Un maçon qui pétrit le mortier, le ciment, comme le frère Pierre, fait de l'ouvrage solide, il travaille à coups de truelle ou de marteau. Mais l'orfèvre, le bijoutier ne travaille pas à l'aide du marteau, il procède avec soin, avec art et prudence, il y applique toute l'intelligence dont il est capable. A l'heure qu'il est ce ne sont pas seulement de gros travaux qu'il faut faire, mais de la monnaie, des trésors, des bijoux, des diamants qui rachèteront le monde. Le monde est perdu, il faut le racheter à un prix énorme. Il faut beaucoup d’argent. L’or vaut mieux: il faut donc de l'or. Nous l'aurons, cet or, par notre conscience, notre vie religieuse, notre exactitude, notre fidélité. Qu'il ne nous arrive pas ce qui arriva à cet évêque dont parle l'Apocalypse, et dont Dieu disait: “J’ai été content de toi: tu as travaillé contre les Nicolaïtes; mais j'ai cela contre toi que tu as laissé déchoir ta charité première. Que ne m'as-tu demandé de l'or, je t'en aurais donné, de l'or pur, de l'or en fusion, de l'or au premier titre. Rappelle-toi l'état d’où tu es tombé, fais pénitence.
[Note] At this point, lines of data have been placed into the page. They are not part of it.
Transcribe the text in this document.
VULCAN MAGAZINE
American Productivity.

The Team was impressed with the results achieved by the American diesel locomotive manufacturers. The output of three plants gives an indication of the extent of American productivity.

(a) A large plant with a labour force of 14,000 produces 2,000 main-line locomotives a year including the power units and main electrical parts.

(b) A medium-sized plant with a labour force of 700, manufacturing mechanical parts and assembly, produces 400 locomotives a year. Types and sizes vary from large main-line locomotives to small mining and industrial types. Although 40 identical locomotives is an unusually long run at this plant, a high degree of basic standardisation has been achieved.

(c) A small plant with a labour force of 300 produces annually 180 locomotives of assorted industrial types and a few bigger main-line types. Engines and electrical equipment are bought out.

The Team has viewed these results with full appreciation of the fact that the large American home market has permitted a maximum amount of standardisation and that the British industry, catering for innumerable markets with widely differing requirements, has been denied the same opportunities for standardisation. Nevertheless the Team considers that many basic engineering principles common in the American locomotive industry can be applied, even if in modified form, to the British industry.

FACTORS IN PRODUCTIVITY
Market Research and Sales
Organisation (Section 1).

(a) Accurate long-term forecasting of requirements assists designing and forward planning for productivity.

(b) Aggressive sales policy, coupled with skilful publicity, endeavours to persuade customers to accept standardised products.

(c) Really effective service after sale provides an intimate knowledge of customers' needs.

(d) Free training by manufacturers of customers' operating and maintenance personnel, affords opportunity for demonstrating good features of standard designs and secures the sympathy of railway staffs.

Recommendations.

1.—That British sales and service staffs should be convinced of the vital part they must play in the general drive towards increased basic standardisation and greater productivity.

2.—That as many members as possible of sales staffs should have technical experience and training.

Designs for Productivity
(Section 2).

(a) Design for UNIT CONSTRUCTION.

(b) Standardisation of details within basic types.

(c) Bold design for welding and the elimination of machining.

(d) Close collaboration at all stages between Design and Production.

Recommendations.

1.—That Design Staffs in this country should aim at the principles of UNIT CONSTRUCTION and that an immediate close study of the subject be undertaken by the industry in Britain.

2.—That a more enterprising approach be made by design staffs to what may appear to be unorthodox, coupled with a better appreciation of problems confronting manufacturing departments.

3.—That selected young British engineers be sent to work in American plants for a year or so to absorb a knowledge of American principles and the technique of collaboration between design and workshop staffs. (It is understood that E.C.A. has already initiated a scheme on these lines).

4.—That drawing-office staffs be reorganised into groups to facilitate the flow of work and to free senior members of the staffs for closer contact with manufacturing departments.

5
Sinon, je vais venir à toi pour changer ton candélabre de son rang” (Ap 2:2-5).

Demandons à la bonne Mère Marie de Sales, qui a été un exemple si parfait de fidélité, d'en donner quelque chose à ses enfants, de retracer dans le cœur des enfants quelque chose de ce qui était si largement dans le cœur de la Mère.